Serve Robotics Buys Diligent, Launching Moxi Robots in Over 25 Hospitals

SERVSERV

On Jan. 21 Serve Robotics announced acquisition of Diligent Robotics, adding Moxi hospital-delivery robots deployed in over 25 U.S. facilities and expanding its AI platform into indoor healthcare. The Uber‐spinoff has deployed more than 2,000 delivery robots across eight U.S. markets and carries a $26 price target from Northland.

1. Acquisition Broadens Serve Robotics’ Addressable Market

On January 21, Serve Robotics announced the acquisition of Diligent Robotics, marking its first foray into indoor autonomy. Diligent’s Moxi robot, deployed across more than 25 U.S. hospitals, automates tasks such as supply delivery and specimen transport to support nursing staff. By integrating Moxi’s AI-powered capabilities with its existing sidewalk-navigating platform, Serve Robotics gains an entry point into healthcare logistics—a sector that MarketsAndMarkets projects will grow from $2.92 billion in 2025 to $15.26 billion by 2030, representing a 39.2% compound annual growth rate.

2. Rapid Deployment and Geographic Expansion

Since its 2020 spin-off from Uber’s Postmates X division, Serve Robotics has deployed over 2,000 delivery units across eight major U.S. metropolitan areas, including Los Angeles, Miami, Dallas-Fort Worth and Chicago. Its sidewalk robots leverage advanced sensor arrays and machine learning algorithms to navigate urban sidewalks safely, reducing last-mile delivery costs by up to 60% compared to traditional couriers and cutting emissions by an estimated 30% per drop-off.
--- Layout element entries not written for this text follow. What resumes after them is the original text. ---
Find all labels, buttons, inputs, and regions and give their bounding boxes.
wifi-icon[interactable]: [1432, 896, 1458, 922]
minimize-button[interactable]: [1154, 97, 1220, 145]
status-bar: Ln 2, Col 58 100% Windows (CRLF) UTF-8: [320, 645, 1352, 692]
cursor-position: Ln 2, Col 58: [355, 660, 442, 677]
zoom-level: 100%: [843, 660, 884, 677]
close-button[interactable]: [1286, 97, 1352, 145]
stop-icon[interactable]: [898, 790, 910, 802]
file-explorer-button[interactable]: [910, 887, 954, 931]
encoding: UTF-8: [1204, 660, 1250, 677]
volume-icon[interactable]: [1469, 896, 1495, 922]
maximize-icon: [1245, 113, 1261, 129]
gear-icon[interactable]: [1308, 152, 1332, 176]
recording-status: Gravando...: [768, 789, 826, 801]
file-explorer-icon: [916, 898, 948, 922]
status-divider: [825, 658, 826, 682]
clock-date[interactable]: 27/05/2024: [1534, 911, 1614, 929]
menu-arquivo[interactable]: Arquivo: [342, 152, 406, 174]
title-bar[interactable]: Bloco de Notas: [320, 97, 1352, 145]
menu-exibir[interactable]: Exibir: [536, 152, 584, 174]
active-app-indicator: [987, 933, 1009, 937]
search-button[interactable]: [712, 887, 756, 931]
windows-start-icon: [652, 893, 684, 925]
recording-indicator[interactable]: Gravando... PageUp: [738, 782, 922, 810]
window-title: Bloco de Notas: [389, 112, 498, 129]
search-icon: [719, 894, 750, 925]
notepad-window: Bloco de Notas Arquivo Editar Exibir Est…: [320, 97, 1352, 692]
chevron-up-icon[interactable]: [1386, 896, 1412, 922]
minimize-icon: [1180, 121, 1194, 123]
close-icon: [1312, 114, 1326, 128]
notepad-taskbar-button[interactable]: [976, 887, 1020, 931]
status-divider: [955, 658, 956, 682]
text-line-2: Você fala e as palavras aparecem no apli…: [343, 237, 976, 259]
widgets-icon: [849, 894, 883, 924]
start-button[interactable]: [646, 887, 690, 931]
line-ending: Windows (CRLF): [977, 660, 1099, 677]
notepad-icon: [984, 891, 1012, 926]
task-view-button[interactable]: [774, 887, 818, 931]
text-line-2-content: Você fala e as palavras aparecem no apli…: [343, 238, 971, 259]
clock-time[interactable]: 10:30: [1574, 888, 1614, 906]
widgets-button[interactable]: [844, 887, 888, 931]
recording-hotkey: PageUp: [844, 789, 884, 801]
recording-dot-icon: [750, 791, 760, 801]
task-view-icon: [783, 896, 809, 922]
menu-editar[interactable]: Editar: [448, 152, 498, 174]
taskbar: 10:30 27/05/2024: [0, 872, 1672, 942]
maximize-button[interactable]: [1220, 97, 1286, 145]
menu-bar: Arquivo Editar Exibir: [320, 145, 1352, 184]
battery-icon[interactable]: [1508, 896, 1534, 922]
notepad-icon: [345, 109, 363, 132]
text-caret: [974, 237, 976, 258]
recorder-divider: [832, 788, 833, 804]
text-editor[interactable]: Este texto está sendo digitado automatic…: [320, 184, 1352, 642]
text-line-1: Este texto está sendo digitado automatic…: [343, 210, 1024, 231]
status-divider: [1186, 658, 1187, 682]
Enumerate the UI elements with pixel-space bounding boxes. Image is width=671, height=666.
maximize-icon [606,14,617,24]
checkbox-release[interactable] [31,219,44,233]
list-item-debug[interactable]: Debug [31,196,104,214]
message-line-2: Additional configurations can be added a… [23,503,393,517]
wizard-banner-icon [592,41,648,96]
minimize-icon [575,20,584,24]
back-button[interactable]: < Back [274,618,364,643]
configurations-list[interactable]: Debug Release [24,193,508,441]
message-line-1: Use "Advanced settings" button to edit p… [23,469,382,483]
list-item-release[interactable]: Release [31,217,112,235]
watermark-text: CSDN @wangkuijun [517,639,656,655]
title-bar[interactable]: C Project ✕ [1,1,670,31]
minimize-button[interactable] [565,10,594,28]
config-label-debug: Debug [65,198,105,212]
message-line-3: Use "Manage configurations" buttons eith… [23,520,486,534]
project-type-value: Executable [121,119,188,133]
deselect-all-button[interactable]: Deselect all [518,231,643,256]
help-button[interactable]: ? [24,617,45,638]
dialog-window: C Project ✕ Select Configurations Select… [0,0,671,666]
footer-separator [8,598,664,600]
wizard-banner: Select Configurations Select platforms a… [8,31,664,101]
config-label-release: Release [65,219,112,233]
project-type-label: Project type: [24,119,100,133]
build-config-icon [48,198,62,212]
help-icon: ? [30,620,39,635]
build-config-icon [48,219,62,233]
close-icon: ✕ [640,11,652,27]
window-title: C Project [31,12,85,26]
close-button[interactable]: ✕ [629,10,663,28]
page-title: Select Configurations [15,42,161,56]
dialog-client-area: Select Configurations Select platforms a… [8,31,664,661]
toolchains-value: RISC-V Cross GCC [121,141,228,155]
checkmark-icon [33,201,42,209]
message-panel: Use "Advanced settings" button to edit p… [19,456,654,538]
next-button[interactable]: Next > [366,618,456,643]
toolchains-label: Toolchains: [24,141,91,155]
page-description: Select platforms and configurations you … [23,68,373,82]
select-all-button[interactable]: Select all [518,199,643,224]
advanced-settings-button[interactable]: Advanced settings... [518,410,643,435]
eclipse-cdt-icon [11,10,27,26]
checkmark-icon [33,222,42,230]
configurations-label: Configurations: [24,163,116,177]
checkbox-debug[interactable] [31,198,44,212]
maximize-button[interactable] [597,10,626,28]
3. Analyst Bullishness and Undercapitalized Coverage

Despite fewer than ten covering analysts, Serve Robotics enjoys a positive consensus, led by a top-pick recommendation from Northland Capital Markets with a $26 per share target—implying nearly 100% upside from current levels. That outlook predates the Diligent deal, which expands the company’s potential market beyond sidewalk delivery into high-value healthcare workflows, suggesting scope for upward revisions as institutional investors reassess the enlarged revenue opportunity.